In today’s era of hyper-polarized, hyper-partisan politics, the role of consumed media cannot be overstated. From Tik Tok to television, from talk shows to athletics, everyone has something to say. I do not find this to be inherently harmful, but in order to have unifying effects, the messages must be consistently well crafted, or it will do the opposite.
No film is more indicative of this than Adam McKay’s “Don’t Look Up.” The concept of the film is a thinly-veiled parallel to global warming, replacing the threat of climate change with an impending comet. The film shows the ensuing battle between truth and misinformation that McKay thinks will inevitably befall Earth.
The best picture nominee embarks with a noble purpose: establishing the rampant misinformation attached to global warming, particularly in America. Unfortunately, the film does a terrible job of fulfilling this purpose, as no one who disagrees with McKay would ever watch the film. From the beginning, the film mocks the GOP, as the president blows off the scientists for an entire day (partially for a birthday party), their Supreme Court Nominee is a sheriff without a law degree and it is implied that nepotism is so prevalent in the right that the president’s chief of staff is her own son. All three of these jabs are delivered within the first 25 minutes of the film, ensuring no right-winger would watch past that point, and the cheap laughs drawn out of left-wingers invites us to assume all Republicans are nothing more than those stereotypes. The movie only succeeds in creating division and making everyone angry. I stopped the movie five times during the course of watching it because it was making me too aggravated.

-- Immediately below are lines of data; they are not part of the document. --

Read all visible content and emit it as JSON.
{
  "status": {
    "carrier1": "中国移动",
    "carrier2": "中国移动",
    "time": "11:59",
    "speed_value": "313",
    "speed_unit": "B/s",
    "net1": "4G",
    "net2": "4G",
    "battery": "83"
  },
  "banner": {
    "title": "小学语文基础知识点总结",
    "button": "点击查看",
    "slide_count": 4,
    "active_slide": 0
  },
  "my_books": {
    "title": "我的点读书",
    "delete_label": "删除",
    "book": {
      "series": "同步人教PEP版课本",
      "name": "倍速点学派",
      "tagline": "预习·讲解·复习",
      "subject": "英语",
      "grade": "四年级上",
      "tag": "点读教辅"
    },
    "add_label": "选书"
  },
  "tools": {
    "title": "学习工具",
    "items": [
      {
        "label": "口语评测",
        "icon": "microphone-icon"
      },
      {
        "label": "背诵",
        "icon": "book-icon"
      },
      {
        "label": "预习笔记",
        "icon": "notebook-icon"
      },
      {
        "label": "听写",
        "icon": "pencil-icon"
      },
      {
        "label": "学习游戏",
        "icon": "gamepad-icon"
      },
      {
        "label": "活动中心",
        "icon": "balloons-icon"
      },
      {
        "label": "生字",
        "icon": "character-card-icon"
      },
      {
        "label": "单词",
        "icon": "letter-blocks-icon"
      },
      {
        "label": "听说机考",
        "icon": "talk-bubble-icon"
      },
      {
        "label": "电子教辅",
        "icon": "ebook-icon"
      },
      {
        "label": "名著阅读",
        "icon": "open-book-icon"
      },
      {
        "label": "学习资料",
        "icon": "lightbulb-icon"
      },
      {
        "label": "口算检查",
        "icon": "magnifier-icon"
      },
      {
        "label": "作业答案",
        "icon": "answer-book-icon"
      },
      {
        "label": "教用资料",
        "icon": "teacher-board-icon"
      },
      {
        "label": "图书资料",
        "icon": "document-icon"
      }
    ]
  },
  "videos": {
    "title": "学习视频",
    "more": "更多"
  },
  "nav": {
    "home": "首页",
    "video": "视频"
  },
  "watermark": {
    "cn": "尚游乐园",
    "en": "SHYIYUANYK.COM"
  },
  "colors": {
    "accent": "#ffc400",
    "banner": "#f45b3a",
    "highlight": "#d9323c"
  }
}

However, not all movies and outlets do a poor job of incorporating politics. Over spring break, my friends and I rewatched Disney’s “Zootopia,” and I found it surprisingly comparable to “Don’t Look Up.” The film follows bunny detective Judy Hopps (Ginnifer Goodwin), and con artist fox, Nick Wilde (Jason Bateman), as they investigate a series of instances of predators going “savage.” The movie parallels the problematic relationship between white people and minorities in America to condemn racism, just as “Don’t Look Up” parallels the comet and global warming. However, the two are far from equally effective. The parallel format makes far more sense in a kid’s movie, where concepts cannot necessarily be understood in all their complexity. But even in “Zootopia,” the parallel is less blatant than in “Don’t Look Up.” To properly execute the sort of film meant to change someone’s mind, the viewer must be drawn in before they can make the connection, otherwise, they will not watch it. In “Zootopia” they do that successfully, but in “Don’t Look Up” it is clear by the end of the trailer alone what they are referring to. The teaser begins with the line “Based on real events that haven’t happened yet,” foreshadowing a future it is helping to create.
“Don’t Look Up” is not the only example of a misstep in delivery method that has been commonplace in left- wing media for a while. After the rise in success of the Late Show with Stephen Colbert, all other late-night rivals began leaning left as well with varying degrees of effectiveness. For Colbert especially, this was tied to the election of Donald Trump, the main source for his material during Trump’s time in office. His consistency dipping in this pool shifted and shrank his audience demographic. With current disagreements on facts like global warming, an increase in partisan sourcing spells inevitable disaster. The more the media that left wingers and right wingers consume differs, the more entrenched in our differences we will become, and the more hostile we will become with one another. Our country will be infighting while global warming takes its toll.
Of course, we can not expect all our media, or even the majority to properly center its message for the good of our country, but we can (to some degree) control what we ingest. If we do not lean on our partisan comedy, and partisan news sources, we can better serve our country. The more we buy into the “us vs. them” narrative, the more we will see those across the party divide as blights and barriers and stereotypes. We need to remember that we are all humans, and believe that eventually those you disagree with can see your method for achieving universal good as superior.